As part of this effort, The Markup is recruiting a broad base of panelists from across Germany in order to better understand how age, race, gender, geography, and political affiliation play into Facebook’s algorithmic design. To protect the panel’s privacy, The Markup removes personally identifiable information collected by the panelists and discards it, using only the remaining redacted data in its analyses.

Since launching Citizen Browser in the U.S. last October, The Markup has published an ongoing series of investigations uncovering a wide array of important revelations about Facebook and its algorithms, including how official public health information about COVID-19 has been reaching fewer Black people on the platform, how the company continued to recommend political groups to users leading up the Jan. 6 Capitol riots despite promises not to, and how financial services companies have been targeting ads by restricted age groups, a practice that violates Facebook’s antidiscrimination policies.

“We’re thrilled to team up with one of Europe’s most respected and accomplished newsrooms in service of innovative public service investigations that will lead to greater transparency and heightened accountability,” said The Markup’s editor-in-chief, Julia Angwin. “Citizen Browser is a thousand-watt light exposing some of Facebook’s most shadowy hidden corners.
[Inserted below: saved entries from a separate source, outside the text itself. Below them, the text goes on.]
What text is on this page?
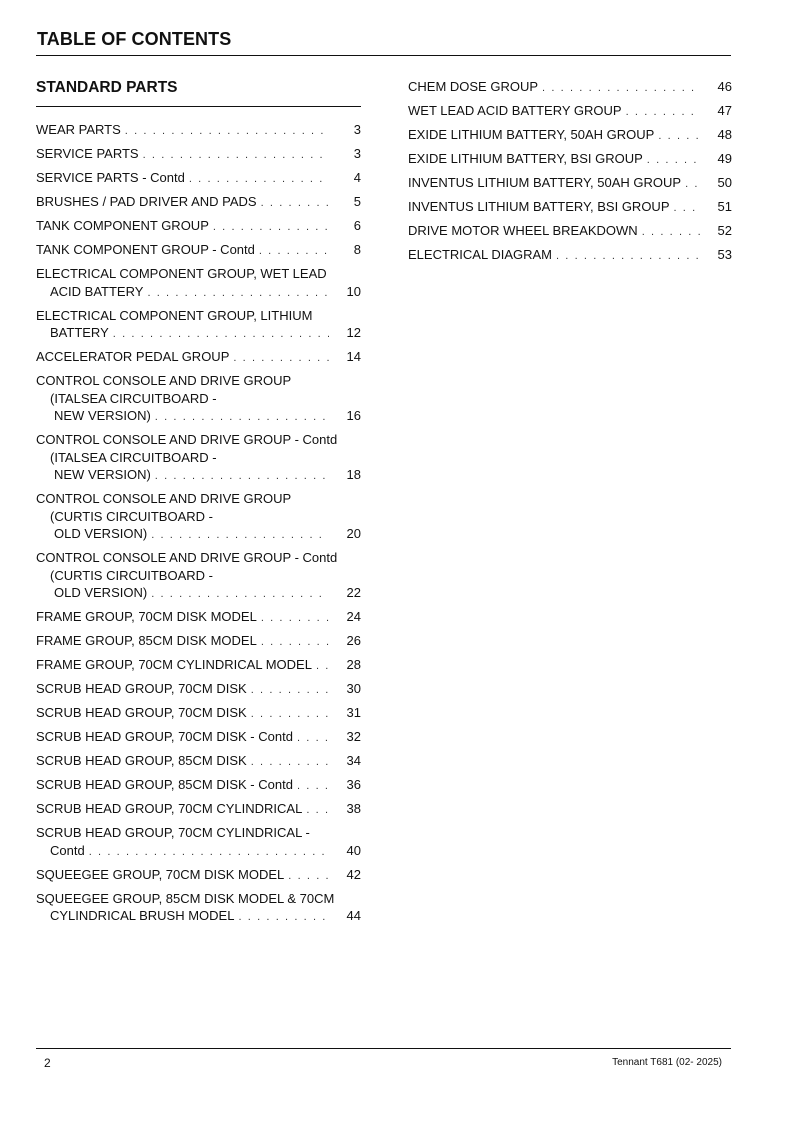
TABLE OF CONTENTS
STANDARD PARTS
WEAR PARTS . . .	3
SERVICE PARTS . . .	3
SERVICE PARTS - Contd . . .	4
BRUSHES / PAD DRIVER AND PADS . . .	5
TANK COMPONENT GROUP . . .	6
TANK COMPONENT GROUP - Contd . . .	8
ELECTRICAL COMPONENT GROUP, WET LEAD
ACID BATTERY . . .	10
ELECTRICAL COMPONENT GROUP, LITHIUM
BATTERY . . .	12
ACCELERATOR PEDAL GROUP . . .	14
CONTROL CONSOLE AND DRIVE GROUP
(ITALSEA CIRCUITBOARD -
NEW VERSION) . . .	16
CONTROL CONSOLE AND DRIVE GROUP - Contd
(ITALSEA CIRCUITBOARD -
NEW VERSION) . . .	18
CONTROL CONSOLE AND DRIVE GROUP
(CURTIS CIRCUITBOARD -
OLD VERSION) . . .	20
CONTROL CONSOLE AND DRIVE GROUP - Contd
(CURTIS CIRCUITBOARD -
OLD VERSION) . . .	22
FRAME GROUP, 70CM DISK MODEL . . .	24
FRAME GROUP, 85CM DISK MODEL . . .	26
FRAME GROUP, 70CM CYLINDRICAL MODEL . . .	28
SCRUB HEAD GROUP, 70CM DISK . . .	30
SCRUB HEAD GROUP, 70CM DISK . . .	31
SCRUB HEAD GROUP, 70CM DISK - Contd . . .	32
SCRUB HEAD GROUP, 85CM DISK . . .	34
SCRUB HEAD GROUP, 85CM DISK - Contd . . .	36
SCRUB HEAD GROUP, 70CM CYLINDRICAL . . .	38
SCRUB HEAD GROUP, 70CM CYLINDRICAL -
Contd . . .	40
SQUEEGEE GROUP, 70CM DISK MODEL . . .	42
SQUEEGEE GROUP, 85CM DISK MODEL & 70CM
CYLINDRICAL BRUSH MODEL . . .	44
CHEM DOSE GROUP . . .	46
WET LEAD ACID BATTERY GROUP . . .	47
EXIDE LITHIUM BATTERY, 50AH GROUP . . .	48
EXIDE LITHIUM BATTERY, BSI GROUP . . .	49
INVENTUS LITHIUM BATTERY, 50AH GROUP . . .	50
INVENTUS LITHIUM BATTERY, BSI GROUP . . .	51
DRIVE MOTOR WHEEL BREAKDOWN . . .	52
ELECTRICAL DIAGRAM . . .	53
2	Tennant T681 (02- 2025)
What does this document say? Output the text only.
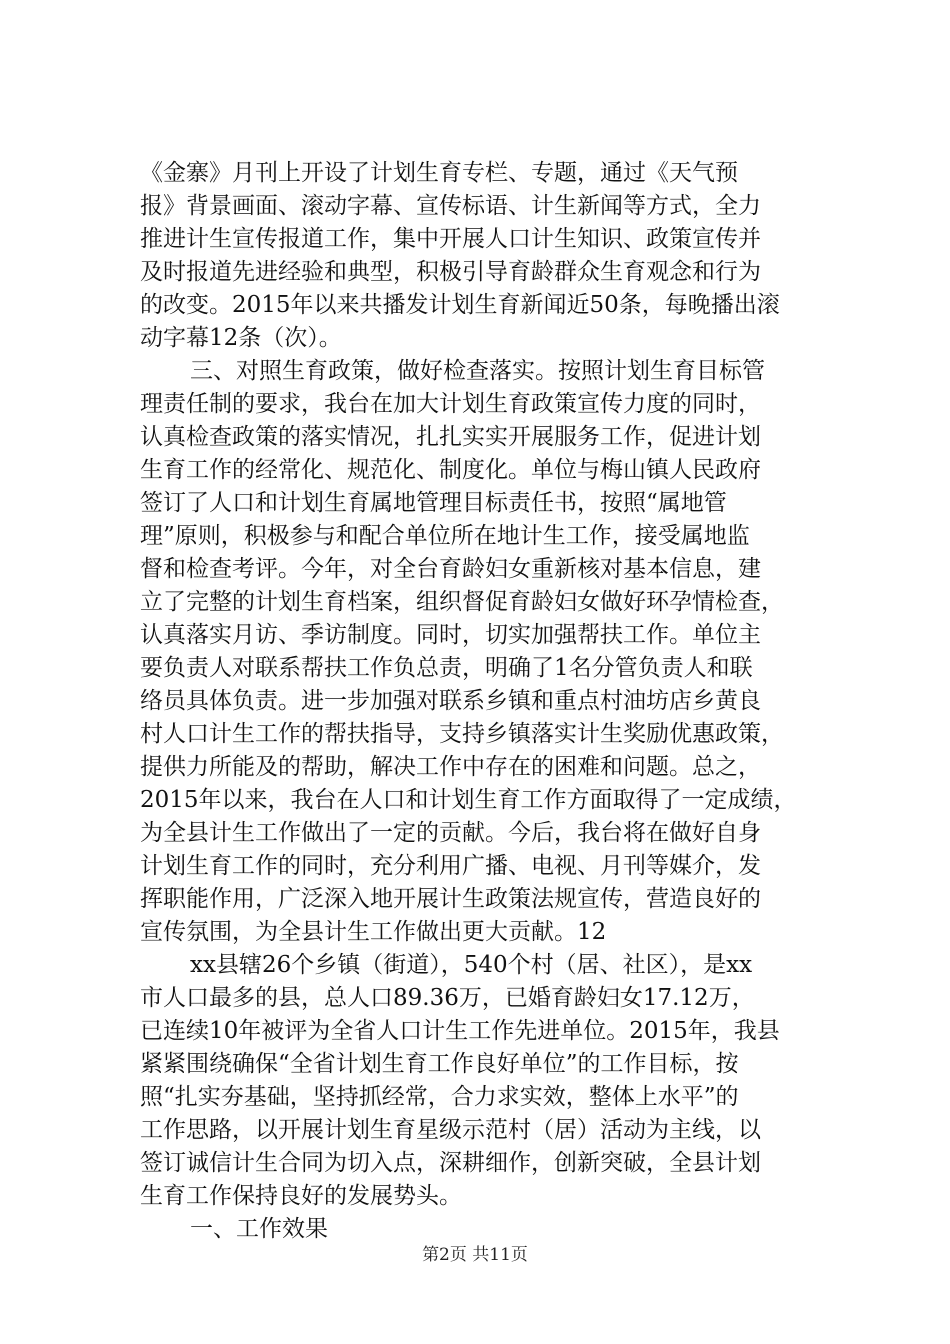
《金寨》月刊上开设了计划生育专栏、专题，通过《天气预
报》背景画面、滚动字幕、宣传标语、计生新闻等方式，全力
推进计生宣传报道工作，集中开展人口计生知识、政策宣传并
及时报道先进经验和典型，积极引导育龄群众生育观念和行为
的改变。2015年以来共播发计划生育新闻近50条，每晚播出滚
动字幕12条（次）。
三、对照生育政策，做好检查落实。按照计划生育目标管
理责任制的要求，我台在加大计划生育政策宣传力度的同时，
认真检查政策的落实情况，扎扎实实开展服务工作，促进计划
生育工作的经常化、规范化、制度化。单位与梅山镇人民政府
签订了人口和计划生育属地管理目标责任书，按照“属地管
理”原则，积极参与和配合单位所在地计生工作，接受属地监
督和检查考评。今年，对全台育龄妇女重新核对基本信息，建
立了完整的计划生育档案，组织督促育龄妇女做好环孕情检查，
认真落实月访、季访制度。同时，切实加强帮扶工作。单位主
要负责人对联系帮扶工作负总责，明确了1名分管负责人和联
络员具体负责。进一步加强对联系乡镇和重点村油坊店乡黄良
村人口计生工作的帮扶指导，支持乡镇落实计生奖励优惠政策，
提供力所能及的帮助，解决工作中存在的困难和问题。总之，
2015年以来，我台在人口和计划生育工作方面取得了一定成绩，
为全县计生工作做出了一定的贡献。今后，我台将在做好自身
计划生育工作的同时，充分利用广播、电视、月刊等媒介，发
挥职能作用，广泛深入地开展计生政策法规宣传，营造良好的
宣传氛围，为全县计生工作做出更大贡献。12
xx县辖26个乡镇（街道），540个村（居、社区），是xx
市人口最多的县，总人口89.36万，已婚育龄妇女17.12万，
已连续10年被评为全省人口计生工作先进单位。2015年，我县
紧紧围绕确保“全省计划生育工作良好单位”的工作目标，按
照“扎实夯基础，坚持抓经常，合力求实效，整体上水平”的
工作思路，以开展计划生育星级示范村（居）活动为主线，以
签订诚信计生合同为切入点，深耕细作，创新突破，全县计划
生育工作保持良好的发展势头。
一、工作效果
第2页 共11页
We trust the Süddeutsche Zeitung team will use it to help Germany gain a clearer picture of the platform’s role in politics today.”

This initiative to expand The Citizen Browser Project into Germany is being supported through financial commitments from Reset, The NetGain Partnership, and the Rudolf Augstein Foundation. Additional support for Citizen Browser since its launch has come from Omidyar Foundation, the Trusted Elections Fund, and the John Sperling Foundation.

“Facebook is a global company, and communities around the world deserve to know how corporate choices influence their lives,” said Nabiha Syed, president of The Markup. “We are incredibly grateful to our funders for helping us investigate how technology is remaking society beyond the United States.”

About The Markup

The Markup is a nonprofit newsroom that investigates how powerful institutions are using technology to change our society. We are a new kind of media organization, staffed with an unparalleled roster of quantitative journalists who pursue meaningful, data-driven investigations. Whenever possible, we will publish the underlying datasets and code that we use in our investigations, as well as a detailed methodology describing the data, its provenance and the statistical techniques used in our analysis. We invite academics, journalists, policymakers, consumer activists, and community organizers to engage with our findings.

About Süddeutsche Zeitung

Headquartered in Munich, Süddeutsche Zeitung (SZ) is one of Germany’s leading newspapers. It is characterized by opinionated and independent journalism.. SZ has a total readership of 1.27 million daily. The website SZ.de reaches around 17 million stationary and/or mobile unique users monthly. The Süddeutsche Zeitung has won a number of prestigious awards for its research work. Its team has cooperated with other media organizations on a number of projects, including Offshore Leaks, the Panama Papers, and most recently the Pegasus Project.